The implication is pretty clear, I think, that decent people who know they are killing either won't do it, or at least won't do it well. A glance at the history of the 20th century does not support that. The mass mobilisations of military and civilian resources in two world wars were on too vast a scale for most of the killers to be anything other than ordinary people.
Carl-E:
But the killers you describe were military. The entire purpose behind things like boot camp is to break the individual to a certain degree, to make them part of a unit. Then they become those same weapons tools of war, aimed by the chain of command.
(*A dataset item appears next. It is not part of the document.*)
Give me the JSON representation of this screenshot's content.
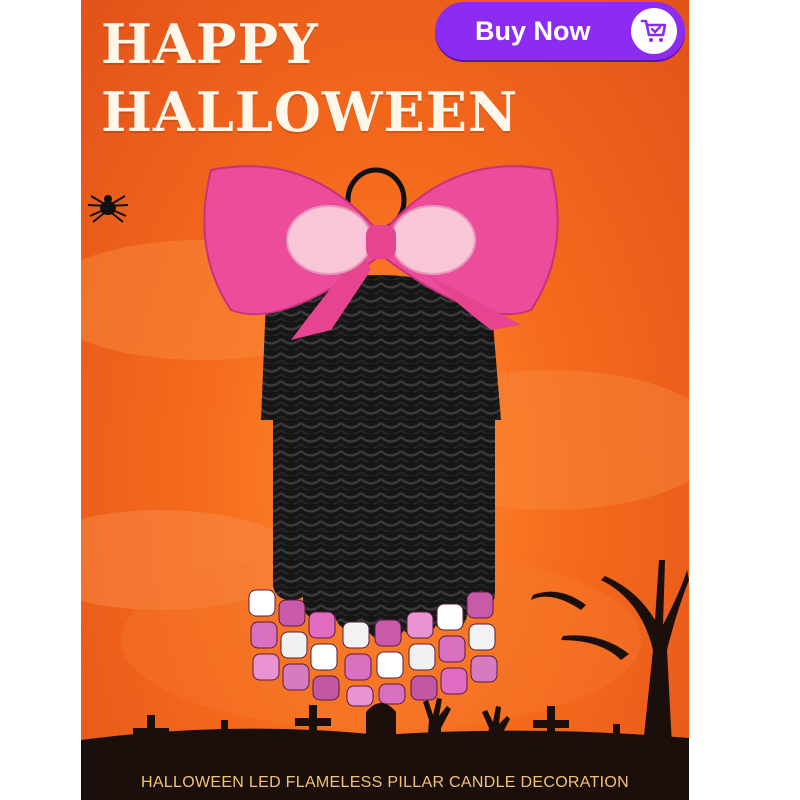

Told who to kill and when, and under what circumstances, so that the decision (and ultimate moral responsibility) is not their own.
Which is why being a veteran of war consists of a persistent effort to regain your humanity.
Some struggle with it more than others.
jwhouk:
Look, I don't know where you got the idea that you were all being paid by the page, but Jeph told me that he's had QUITE enough of those rumors, thank you!
Is it cold in here?:
I believe it was Paul Fussel's writings about WWI where I read about people frequently just neglecting to shoot, and I can't remember where I read about the US Army in the 20th century needing to upgrade training so that people would actually aim at the other side.
My late father-in-law would drop artillery shells very close to but deliberately not on Nazi positions, close enough that they could bring themselves to surrender without feeling loss of honor.
On the other hand, there's the book "Hitler's Willing Executioners".